Todas as caminhadas

Ele e seus passos mais leves, sua rota, sua estrada, seu ideal de vida. O desafio de ir mais longe, sua caminhada; uma bússola de todos os nortes, um sinal, uma senha, uma passagem para o sul; e no mapa um ponto, um sonho, uma direção a seguir. Como fruta a madurar, como semente que se planta, a terra abençoa, a chuva cobre seus rastros, o tempo deixa as suas marcas. Uma vontade e um desejo mais forte cresce e o coração meio que na dúvida ainda acredita e se lança sem temer a queda. Na espera dos anos, muitas águas a rolar, muitos córregos, correntes contrárias, gente que vem e que vai, conselhos, dicas de amigos e conhecidos, mas no final a sua decisão impera.
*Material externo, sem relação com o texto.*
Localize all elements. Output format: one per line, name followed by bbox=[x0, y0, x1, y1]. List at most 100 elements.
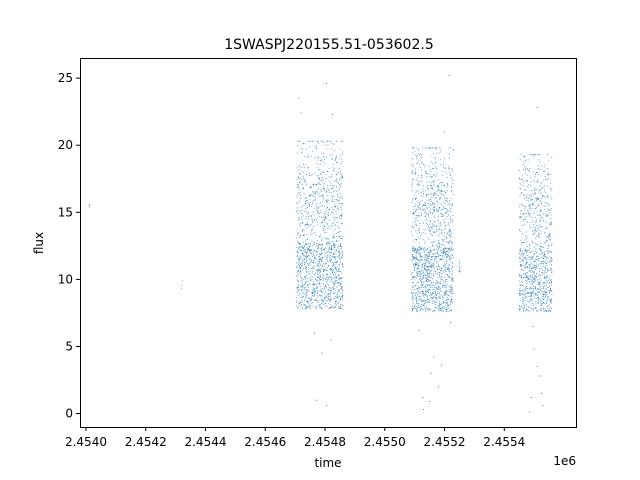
data-point bbox=[305, 257, 307, 259]
data-point bbox=[536, 310, 537, 312]
data-point bbox=[342, 197, 343, 199]
data-point bbox=[339, 283, 341, 284]
data-point bbox=[529, 270, 531, 271]
data-point bbox=[538, 282, 540, 284]
data-point bbox=[544, 290, 546, 292]
data-point bbox=[547, 208, 549, 210]
data-point bbox=[313, 274, 315, 276]
data-point bbox=[423, 239, 424, 241]
data-point bbox=[320, 140, 322, 142]
data-point bbox=[518, 206, 520, 208]
data-point bbox=[413, 289, 415, 291]
data-point bbox=[529, 224, 530, 226]
data-point bbox=[545, 175, 546, 177]
data-point bbox=[524, 267, 525, 269]
data-point bbox=[330, 304, 332, 305]
data-point bbox=[316, 183, 318, 185]
data-point bbox=[448, 256, 450, 257]
data-point bbox=[445, 208, 447, 210]
data-point bbox=[302, 242, 304, 243]
data-point bbox=[538, 281, 540, 283]
data-point bbox=[540, 303, 542, 304]
data-point bbox=[432, 147, 434, 149]
data-point bbox=[447, 274, 449, 276]
data-point bbox=[541, 302, 543, 304]
data-point bbox=[336, 162, 337, 164]
data-point bbox=[418, 277, 420, 279]
data-point bbox=[449, 211, 451, 213]
data-point bbox=[438, 263, 440, 265]
data-point bbox=[312, 265, 314, 267]
data-point bbox=[315, 272, 316, 274]
data-point bbox=[309, 290, 310, 292]
data-point bbox=[312, 294, 314, 296]
data-point bbox=[334, 244, 336, 246]
data-point bbox=[321, 216, 323, 218]
data-point bbox=[450, 241, 452, 243]
data-point bbox=[522, 258, 524, 260]
data-point bbox=[530, 257, 532, 259]
data-point bbox=[443, 194, 445, 196]
data-point bbox=[438, 246, 440, 248]
data-point bbox=[438, 248, 439, 249]
data-point bbox=[525, 258, 526, 259]
data-point bbox=[297, 183, 299, 185]
data-point bbox=[530, 196, 532, 198]
data-point bbox=[546, 291, 548, 293]
data-point bbox=[434, 221, 436, 223]
data-point bbox=[536, 287, 538, 289]
data-point bbox=[459, 269, 461, 271]
data-point bbox=[423, 305, 424, 307]
data-point bbox=[441, 181, 443, 183]
data-point bbox=[446, 255, 448, 257]
data-point bbox=[445, 237, 447, 239]
data-point bbox=[431, 273, 433, 275]
data-point bbox=[444, 185, 445, 187]
data-point bbox=[331, 148, 333, 150]
data-point bbox=[539, 375, 541, 377]
data-point bbox=[438, 386, 440, 388]
data-point bbox=[525, 290, 527, 292]
data-point bbox=[342, 254, 343, 256]
data-point bbox=[448, 268, 450, 270]
data-point bbox=[535, 267, 537, 269]
data-point bbox=[422, 291, 424, 293]
data-point bbox=[546, 213, 548, 215]
data-point bbox=[449, 157, 450, 159]
data-point bbox=[432, 210, 434, 212]
data-point bbox=[429, 230, 431, 232]
data-point bbox=[443, 264, 445, 266]
data-point bbox=[329, 290, 331, 292]
data-point bbox=[525, 293, 527, 295]
data-point bbox=[309, 224, 311, 226]
data-point bbox=[437, 243, 439, 245]
data-point bbox=[412, 147, 414, 149]
data-point bbox=[332, 191, 334, 193]
data-point bbox=[432, 244, 434, 246]
data-point bbox=[447, 308, 449, 310]
data-point bbox=[337, 305, 339, 307]
data-point bbox=[300, 271, 301, 273]
data-point bbox=[519, 252, 521, 254]
data-point bbox=[433, 285, 435, 287]
data-point bbox=[431, 266, 433, 268]
data-point bbox=[334, 276, 336, 278]
data-point bbox=[297, 270, 299, 272]
data-point bbox=[425, 277, 427, 279]
data-point bbox=[333, 256, 335, 258]
data-point bbox=[317, 142, 319, 144]
data-point bbox=[449, 222, 451, 224]
data-point bbox=[426, 181, 428, 183]
data-point bbox=[416, 255, 418, 257]
data-point bbox=[536, 196, 538, 198]
data-point bbox=[417, 220, 419, 221]
data-point bbox=[429, 211, 431, 213]
data-point bbox=[439, 192, 441, 194]
data-point bbox=[439, 306, 441, 307]
data-point bbox=[306, 233, 308, 235]
data-point bbox=[320, 250, 322, 252]
data-point bbox=[452, 263, 454, 265]
data-point bbox=[301, 183, 303, 185]
data-point bbox=[447, 268, 449, 270]
data-point bbox=[318, 306, 320, 308]
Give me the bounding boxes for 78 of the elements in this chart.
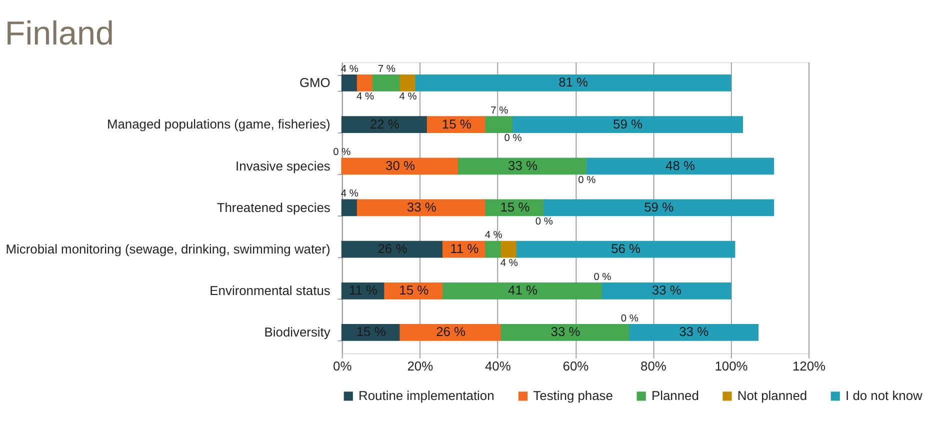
data-label: 0 % (578, 174, 596, 186)
data-label: 0 % (620, 313, 638, 324)
data-label: 33 % (406, 199, 437, 214)
bar (458, 158, 588, 175)
data-label: 56 % (611, 241, 642, 256)
bar (629, 324, 759, 341)
bar (485, 240, 502, 258)
bar (341, 74, 358, 92)
data-label: 4 % (500, 258, 518, 269)
bar (442, 282, 604, 300)
data-label: 30 % (386, 158, 416, 173)
y-tick-label: Microbial monitoring (sewage, drinking, swimming water) (6, 241, 330, 256)
data-label: 33 % (679, 324, 710, 340)
data-label: 15 % (399, 282, 430, 298)
bar (400, 324, 502, 341)
data-label: 22 % (370, 116, 400, 132)
data-label: 33 % (652, 282, 682, 298)
data-label: 0 % (594, 272, 612, 283)
data-label: 81 % (558, 74, 589, 90)
data-label: 15 % (356, 324, 386, 340)
data-label: 41 % (508, 282, 538, 298)
x-tick-label: 0% (333, 358, 352, 374)
legend-label: I do not know (846, 388, 924, 403)
legend-label: Planned (651, 388, 699, 403)
data-label: 4 % (340, 188, 358, 200)
bar (400, 74, 416, 92)
data-label: 26 % (436, 324, 466, 340)
x-tick-label: 120% (792, 358, 826, 374)
bar (586, 158, 774, 175)
data-label: 11 % (349, 282, 378, 298)
bar (512, 116, 743, 134)
data-label: 33 % (508, 158, 538, 173)
y-tick-label: Biodiversity (264, 324, 331, 340)
data-label: 4 % (356, 92, 374, 103)
bar (500, 240, 518, 258)
bar (516, 240, 736, 258)
legend-label: Testing phase (533, 388, 613, 403)
bar (341, 158, 460, 175)
bar (341, 199, 358, 216)
data-label: 59 % (613, 116, 643, 132)
data-label: 7 % (490, 105, 508, 116)
data-label: 26 % (378, 241, 408, 256)
bar (341, 240, 444, 258)
y-tick-label: Managed populations (game, fisheries) (106, 116, 330, 132)
bar (602, 282, 732, 300)
data-label: 7 % (378, 64, 396, 75)
data-label: 0 % (535, 216, 553, 228)
bar (500, 324, 630, 341)
x-tick-label: 80% (640, 358, 667, 374)
bar (372, 74, 401, 92)
data-label: 48 % (666, 158, 696, 173)
y-tick-label: Invasive species (236, 158, 330, 174)
data-label: 0 % (333, 147, 351, 158)
x-tick-label: 20% (407, 358, 434, 374)
data-label: 11 % (450, 241, 480, 256)
y-tick-label: Threatened species (216, 200, 330, 215)
bar (356, 74, 374, 92)
data-label: 4 % (484, 230, 502, 242)
bar (356, 199, 486, 216)
bar (341, 116, 428, 134)
x-tick-label: 40% (484, 358, 512, 374)
y-tick-label: Environmental status (210, 283, 330, 298)
data-label: 33 % (550, 324, 581, 340)
data-label: 4 % (399, 92, 417, 103)
legend-label: Not planned (737, 388, 808, 403)
data-label: 59 % (644, 199, 674, 214)
data-label: 15 % (442, 116, 472, 132)
legend-label: Routine implementation (358, 388, 494, 403)
data-label: 4 % (340, 64, 358, 75)
data-label: 0 % (504, 133, 522, 144)
y-tick-label: GMO (299, 75, 330, 90)
bar (415, 74, 732, 92)
x-tick-label: 100% (714, 358, 748, 374)
data-label: 15 % (500, 199, 530, 214)
x-tick-label: 60% (562, 358, 590, 374)
bar (544, 199, 774, 216)
text: Finland (4, 16, 114, 53)
bar (485, 116, 514, 134)
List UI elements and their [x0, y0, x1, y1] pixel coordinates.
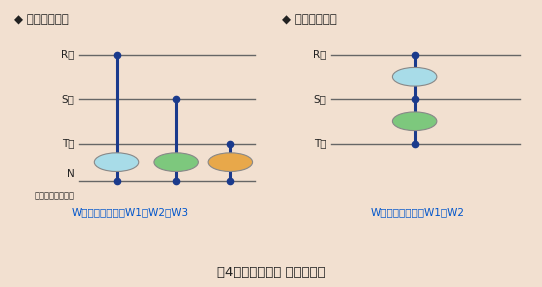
Text: S相: S相 — [61, 94, 74, 104]
Text: S相: S相 — [313, 94, 326, 104]
Text: 围4　結線方式別 電力計算法: 围4 結線方式別 電力計算法 — [217, 266, 325, 279]
Text: W2: W2 — [406, 116, 423, 126]
Text: W2: W2 — [168, 157, 184, 167]
Text: N: N — [67, 169, 74, 179]
Text: ◆ 三相４線方式: ◆ 三相４線方式 — [14, 13, 68, 26]
Text: R相: R相 — [61, 50, 74, 59]
Text: W1: W1 — [406, 72, 423, 82]
Text: W（交流電力）＝W1＋W2: W（交流電力）＝W1＋W2 — [370, 208, 464, 217]
Text: ◆ 三相３線方式: ◆ 三相３線方式 — [282, 13, 337, 26]
Text: T相: T相 — [314, 139, 326, 148]
Text: W1: W1 — [108, 157, 125, 167]
Ellipse shape — [392, 67, 437, 86]
Text: （ニュートラル）: （ニュートラル） — [34, 192, 74, 201]
Text: W（交流電力）＝W1＋W2＋W3: W（交流電力）＝W1＋W2＋W3 — [72, 208, 189, 217]
Text: T相: T相 — [62, 139, 74, 148]
Ellipse shape — [94, 153, 139, 172]
Ellipse shape — [154, 153, 198, 172]
Ellipse shape — [208, 153, 253, 172]
Text: R相: R相 — [313, 50, 326, 59]
Text: W3: W3 — [222, 157, 238, 167]
Ellipse shape — [392, 112, 437, 131]
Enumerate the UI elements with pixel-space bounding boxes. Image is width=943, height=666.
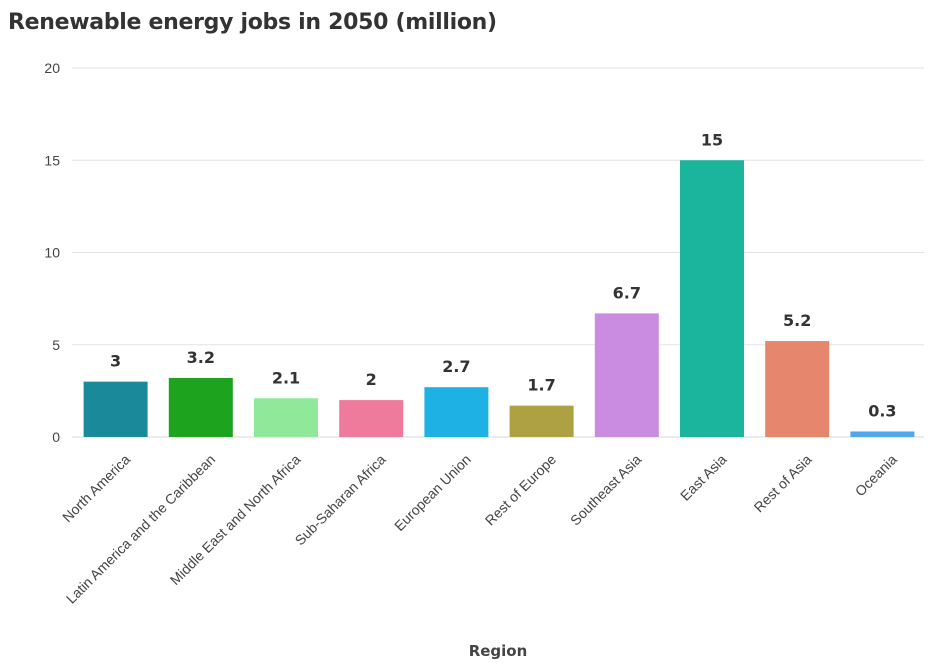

Ele conhece e desconhece as guerras, travou muitas batalhas e nem sempre foi vencedor, imaginou o amor como algo sublime, mas os espinhos sempre estiveram lá. No corte e na cicactriz, venceu seu medo de levantar de novo, de fazer tudo diferente e seguir em frente como rota de navio, como brisa do mar.

Hoje seu vinho de estação tem outro sabor, as décadas lhe brindaram com maturidade. Nada pronto, apenas experimental, como receita que nunca se sabe no que vai dar; cozinhando, misturando ingredientes, temperos, cheiros, aromas, paladares outros. Maduro nas linhas da face, criança no olhar presente e passado encrustados como diamante.

Deseja paz para sorrir e caminhar em outras esquinas, em um país de outros nomes, faces, falares e sons. Descobrir para que veio e se bater a saudade de coisas, ritmos e intenções; reviver as esperanças guardadas e respirar fundo, sorrir e seguir adiante sem pestanejar. Sim, essa é a vida que sempre quis, nunca um dia igual ao outro, nunca desistindo do que acredita, nunca dizendo que nunca vai conseguir. Você pode ser tantas pessoas, o que fez hoje pra ter orgulho de si mesmo? No cruzar daquela esquina seu destino e sua sina de mãos dadas, uma palavra, um som escapa e vira inspiração e mais uma crônica nasce do nada, do sim e do não de hoje, do talvez que ficou na linha perdida no espaço atemporal.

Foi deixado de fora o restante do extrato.